Amidst Coronavirus pandemic, Zika Threat looms of Kerala
Thiruvananthapuram: While the country is still under the COVID crisis, the Zika virus has resurfaced. Kerala is reported to have identified over 14 cases of the Zika virus.
According to a recent report by Indian Express, Kerala state on Thursday reported 14 cases of mosquito-borne Zika virus for the first time. All samples tested positive for the Zika virus were collected from the Thiruvananthapuram district and sent to the National Institute of Virology (NIV) in Pune. The samples were collected for testing after a 24-year-old pregnant woman sought treatment late last month with symptoms like fever, headache, and red marks on the skin.
State Health Minister Veena George told PTI that the government was awaiting confirmation from the National Institute of Virology (NIV) at Pune. Of the 19 samples sent from Thiruvananthapuram, 13 health workers, including doctors, are suspected to be positive for Zika, the minister said.

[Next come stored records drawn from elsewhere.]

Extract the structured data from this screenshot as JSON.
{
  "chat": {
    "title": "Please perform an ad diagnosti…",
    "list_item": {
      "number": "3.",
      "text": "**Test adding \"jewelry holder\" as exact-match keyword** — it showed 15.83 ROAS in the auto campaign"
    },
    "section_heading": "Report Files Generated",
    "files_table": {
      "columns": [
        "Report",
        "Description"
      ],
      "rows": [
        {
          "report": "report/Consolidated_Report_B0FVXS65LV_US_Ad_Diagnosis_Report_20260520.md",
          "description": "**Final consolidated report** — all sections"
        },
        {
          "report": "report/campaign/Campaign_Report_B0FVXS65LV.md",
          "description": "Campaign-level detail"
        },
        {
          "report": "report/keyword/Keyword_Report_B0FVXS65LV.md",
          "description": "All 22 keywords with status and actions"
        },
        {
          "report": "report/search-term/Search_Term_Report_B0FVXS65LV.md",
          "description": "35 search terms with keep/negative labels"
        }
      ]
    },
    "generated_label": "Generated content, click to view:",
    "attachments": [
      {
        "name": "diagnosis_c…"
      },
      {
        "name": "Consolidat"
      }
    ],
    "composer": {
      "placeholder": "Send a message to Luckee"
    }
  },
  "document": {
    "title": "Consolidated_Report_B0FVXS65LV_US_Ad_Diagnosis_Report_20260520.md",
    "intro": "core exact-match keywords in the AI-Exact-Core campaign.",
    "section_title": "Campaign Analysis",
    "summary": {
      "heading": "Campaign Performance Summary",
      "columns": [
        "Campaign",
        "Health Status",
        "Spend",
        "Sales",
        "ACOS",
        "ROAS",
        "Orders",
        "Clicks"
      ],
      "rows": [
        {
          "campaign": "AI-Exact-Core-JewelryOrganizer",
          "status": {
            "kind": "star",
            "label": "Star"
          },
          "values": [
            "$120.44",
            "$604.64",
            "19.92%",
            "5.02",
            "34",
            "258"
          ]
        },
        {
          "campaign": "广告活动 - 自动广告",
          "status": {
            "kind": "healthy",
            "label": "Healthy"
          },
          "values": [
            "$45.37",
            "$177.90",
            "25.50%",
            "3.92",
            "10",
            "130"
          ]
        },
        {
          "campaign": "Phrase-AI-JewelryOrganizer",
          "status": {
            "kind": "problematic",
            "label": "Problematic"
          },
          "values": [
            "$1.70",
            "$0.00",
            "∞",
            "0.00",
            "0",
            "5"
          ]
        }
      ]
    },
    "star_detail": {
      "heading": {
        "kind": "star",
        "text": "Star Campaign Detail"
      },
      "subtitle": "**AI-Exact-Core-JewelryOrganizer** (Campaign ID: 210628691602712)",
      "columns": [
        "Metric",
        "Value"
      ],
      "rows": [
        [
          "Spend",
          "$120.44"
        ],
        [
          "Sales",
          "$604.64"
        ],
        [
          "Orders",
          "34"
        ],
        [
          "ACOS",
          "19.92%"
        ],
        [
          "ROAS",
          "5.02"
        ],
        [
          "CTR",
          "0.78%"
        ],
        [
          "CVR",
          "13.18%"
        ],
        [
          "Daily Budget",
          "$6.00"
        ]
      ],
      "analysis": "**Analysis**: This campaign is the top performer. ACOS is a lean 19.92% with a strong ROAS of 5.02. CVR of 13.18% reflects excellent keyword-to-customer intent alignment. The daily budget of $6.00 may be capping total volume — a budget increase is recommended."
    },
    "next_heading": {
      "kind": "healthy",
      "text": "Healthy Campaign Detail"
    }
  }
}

The woman, hailing from Parassalain Thiruvananthapuram district, who is undergoing treatment at a private hospital here, delivered her baby on July 7. She had been admitted to the hospital on June 28 with fever, headache and red marks on her body. The tests conducted at the hospital confirmed that she was positive following which her samples were sent to NIV, Pune. The condition of the woman was satisfactory. Though she does not have any travel history outside the state, her house is on the Tamil Nadu border. A week ago, her mother had also shown similar symptoms, a government release added.
A day after a case of Zika virus was reported in Kerala for the first time, 14 more cases have tumbled out, all in the Thiruvananthapuram district. All the patients are under treatment and stable, reports The Indian Express.
As per World Health Organisation, Zika virus disease is caused by a virus transmitted primarily by Aedes mosquitoes, which bite during the day.
Symptoms are generally mild and include fever, rash, conjunctivitis, muscle and joint pain, malaise or headache. Symptoms typically last for 2–7 days. Most people with Zika virus infection do not develop symptoms.
Zika virus infection during pregnancy can cause infants to be born with microcephaly and other congenital malformations, known as congenital Zika syndrome. Infection with Zika virus is also associated with other complications of pregnancy including preterm birth and miscarriage.
An increased risk of neurologic complications is associated with Zika virus infection in adults and children, including Guillain-Barré syndrome, neuropathy and myelitis.
There is no specific treatment or vaccine for the Zika virus and the development of the Zika vaccine remains an active area of research. The UN health agency advises people with symptoms to get plenty of rest, drink fluids, and "treat pain and fever with common medicines." Zika virus infection can only be prevented by avoiding mosquito bites. Special attention should be given to prevent mosquito bites among pregnant women, women of reproductive age, and young children, says WHO.